Габриэль с любопытством взглянул на нее. В ее рвении наставницы было нечто, напомнившее ему сестер Св. Синклитики, но во всем остальном она от них отличалась. Этого и следовало ожидать. Она, как и он, была от дьявола в то время, как монахини составляли полк в войске Божием.

— Почему я не такой, как они? — Твердо просил он. — Я знаю теперь, что я другой, но никто ни разу не говорил мне, что я отличаюсь от всех, пока не пришла Моруэнна. А из всех, кто был в Хадлстоуне, только сестра Тереза узнала, что мной овладел демон.

Мандорла отвернулась, прежде чем он заговорил, и не сразу повернулась к нему. Вместо этого прошла к маленькому столику около его новой постели и зажгла стоявшую там керосиновую лампу. Свет от лампы был бледно-желтый и не такой яркий, как от газовых фонарей на улице. Мандорла села на постель и поманила Габриэля к себе, он подошел, немного поколебавшись.

— Тебе не стоит бояться, — сказала она, протягивая руки, чтобы привлечь его к себе. — Я сделаю тебя своим учеником и научу всему, что знаю в искусстве магии. Тебе это понравится, не так ли? Ведь ты хочешь повелевать миром видимым?

— Да, спасибо, — пробормотал Габриэль, чувствуя необычайный стыд из-за того, что так легко это принимает. Он знал, что уже и сам может кое-чем повелевать, он или его демон, но он не стал особенно распространяться.

Она подхватила его с поразительной легкостью, учитывая, что была так изящна и тонка, и посадила на постель с собой рядом. Обвила его правой рукой и тесно прижала к себе, так, как никто не делал, до тех пор, пока он впервые не сел подле нее в экипаже, который привез его сюда из Кенсал Грин.
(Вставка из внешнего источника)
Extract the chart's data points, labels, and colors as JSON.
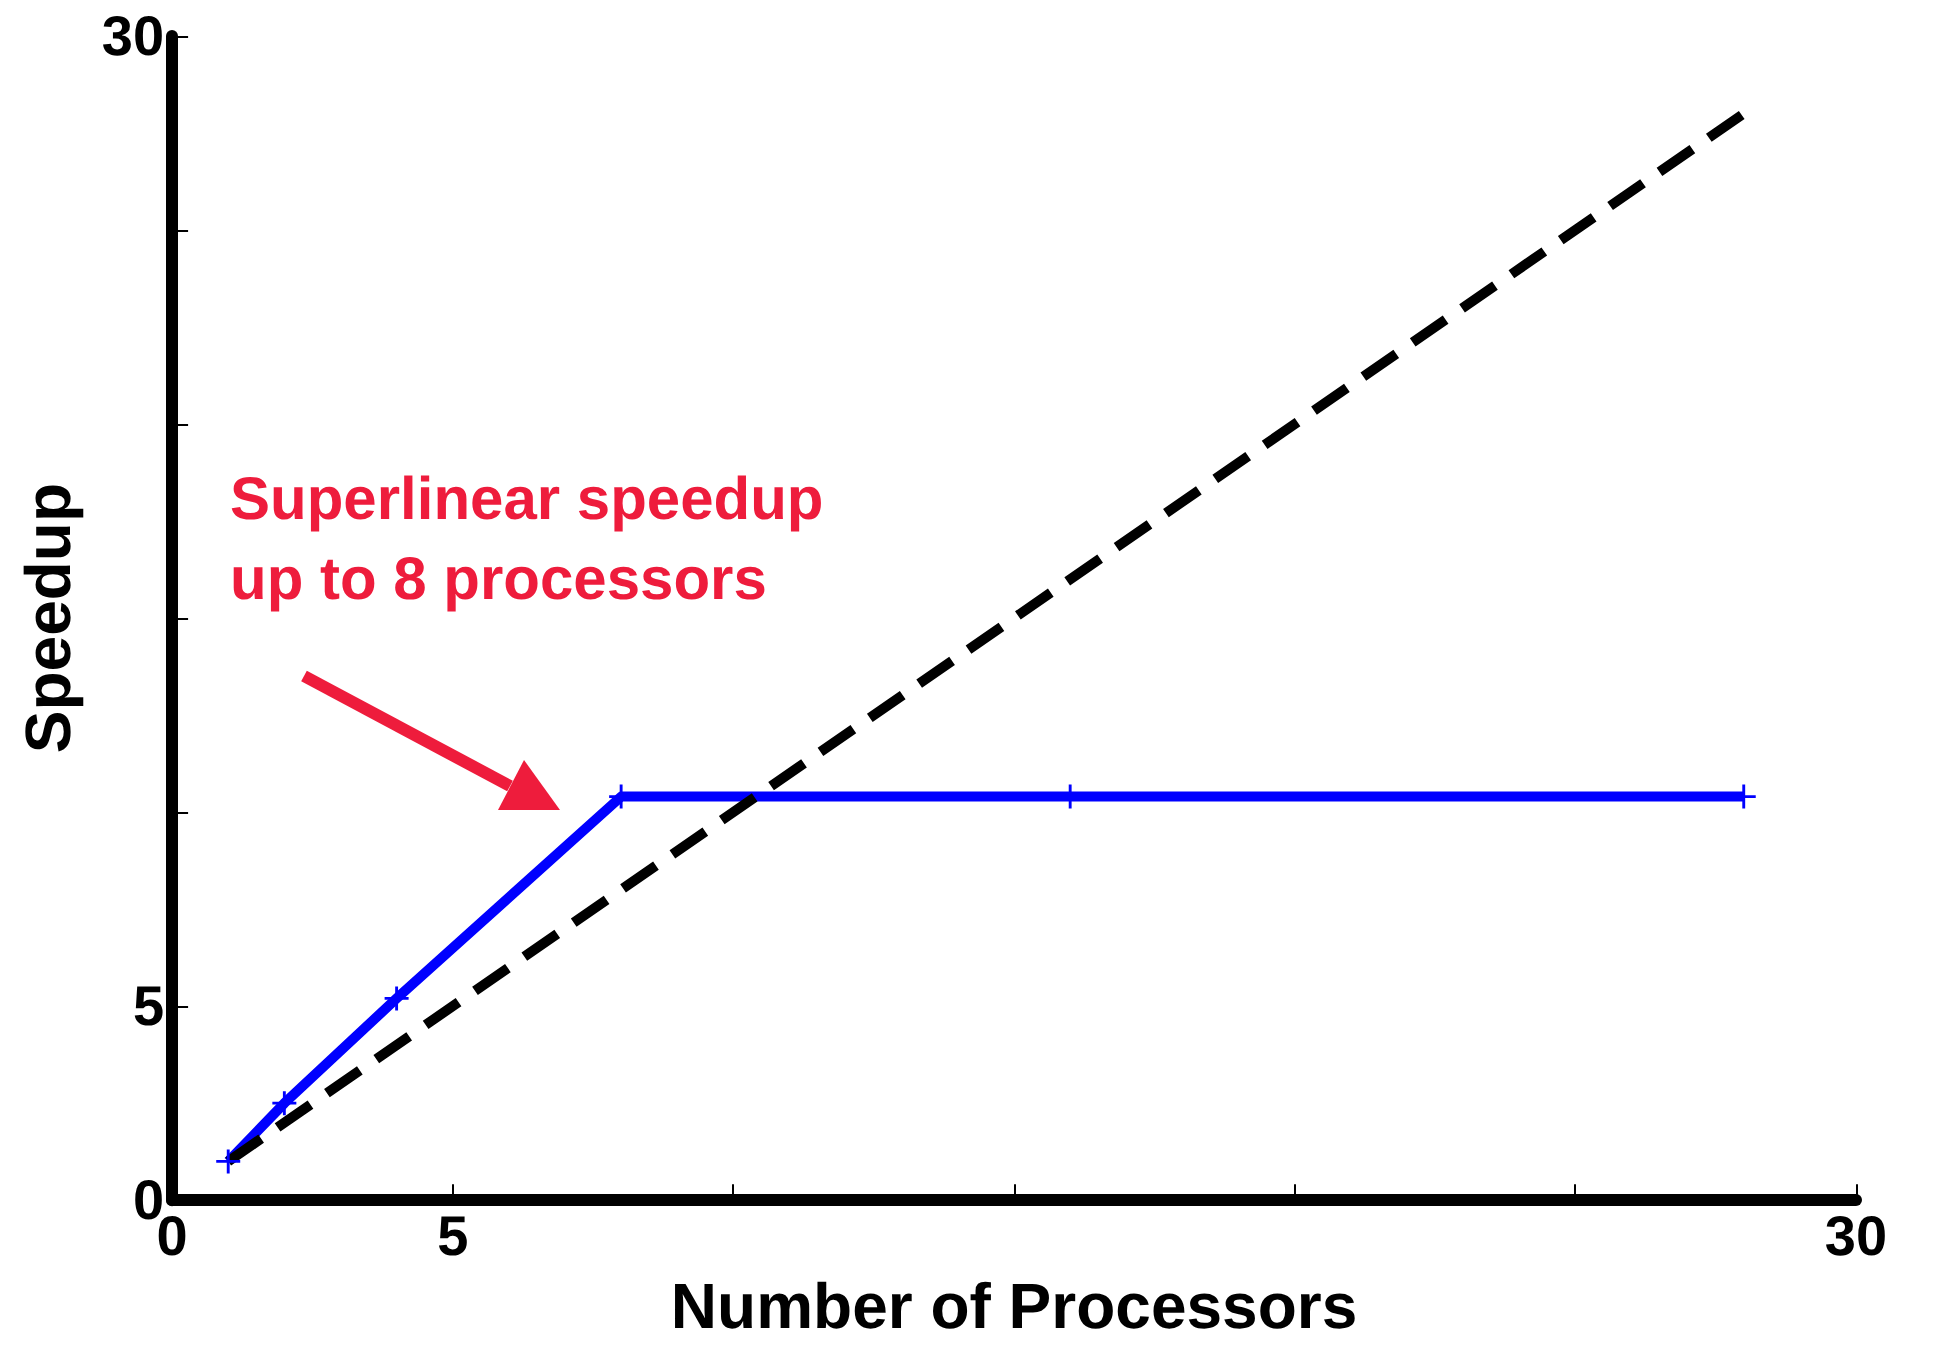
{
  "chart_data": {
    "type": "line",
    "xlabel": "Number of Processors",
    "ylabel": "Speedup",
    "xlim": [
      0,
      30
    ],
    "ylim": [
      0,
      30
    ],
    "xticks": [
      0,
      5,
      {
        "value": 10,
        "label": null
      },
      {
        "value": 15,
        "label": null
      },
      {
        "value": 20,
        "label": null
      },
      {
        "value": 25,
        "label": null
      },
      30
    ],
    "yticks": [
      0,
      5,
      {
        "value": 10,
        "label": null
      },
      {
        "value": 15,
        "label": null
      },
      {
        "value": 20,
        "label": null
      },
      {
        "value": 25,
        "label": null
      },
      30
    ],
    "series": [
      {
        "color": "#0000ff",
        "x": [
          1,
          2,
          4,
          8,
          16,
          28
        ],
        "values": [
          1,
          2.5,
          5.2,
          10.4,
          10.4,
          10.4
        ],
        "marker": "cross",
        "line_style": "solid"
      },
      {
        "color": "#000000",
        "x": [
          1,
          28
        ],
        "values": [
          1,
          28
        ],
        "marker": "none",
        "line_style": "dashed"
      }
    ],
    "annotations": [
      "Superlinear speedup\nup to 8 processors"
    ],
    "grid": false
  }
}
— Не нужно держаться со мной так официально и чопорно, — сказала она ему. — Меня не требуется ублажать любезностями. Мы не такие, как они, ты и я. Они наш скот, населяющий землю, чтобы мы пользовались ими себе на благо. И хотя мы принимаем их облик, чтобы вернее затеряться среди них, но мы иные, и когда принимаем их вид, действуем куда искусней, чем они сами. Мы прекрасны, Габриэль, и знаем, как расставлять ловушки с помощью нашей красоты. В былые дни я жила во дворцах, но удобства и роскошь, которые любят люди, опасны для нашего племени. Они заставляют нас забыть, что мы в действительности — дикие создания, Габриэль, бродяги, беспокойные. И должны заботиться о том, чтобы не забыть упоение охотой. Людям нравится считать себя цивилизованными, делать вид, будто они изгнали дикую природу из своих городов и своих душ, но темные улицы Лондона дики, как ничто, это самые совершенные охотничьи угодья.

— И вы крадете детей, чтобы пожрать? — Спросил Габриэль, и сердце его слегка затрепетало.

— Мы волки, — ответила Мандорла. — Мы едим, когда и что пожелаем. Человеческие детеныши для нас не больше и не меньше, чем крысы или кролики. Они не особенно нужны нам, но мы можем уносить их, если нам хочется. Мы убиваем, если желаем этого, и получаем удовольствие, убивая, такова наша природа. Те, кто говорят, что мы крадемся по темным улицам, выискивая детишек, чтобы их похитить, лжецы. У нас нет особого к ним пристрастия… но если нам по нраву утолять голод человечиной, будь это в одну ночь из десяти или одну из тысячи, никто не запретит нам этого. Мы волки, и ничего не должны человеческому стаду.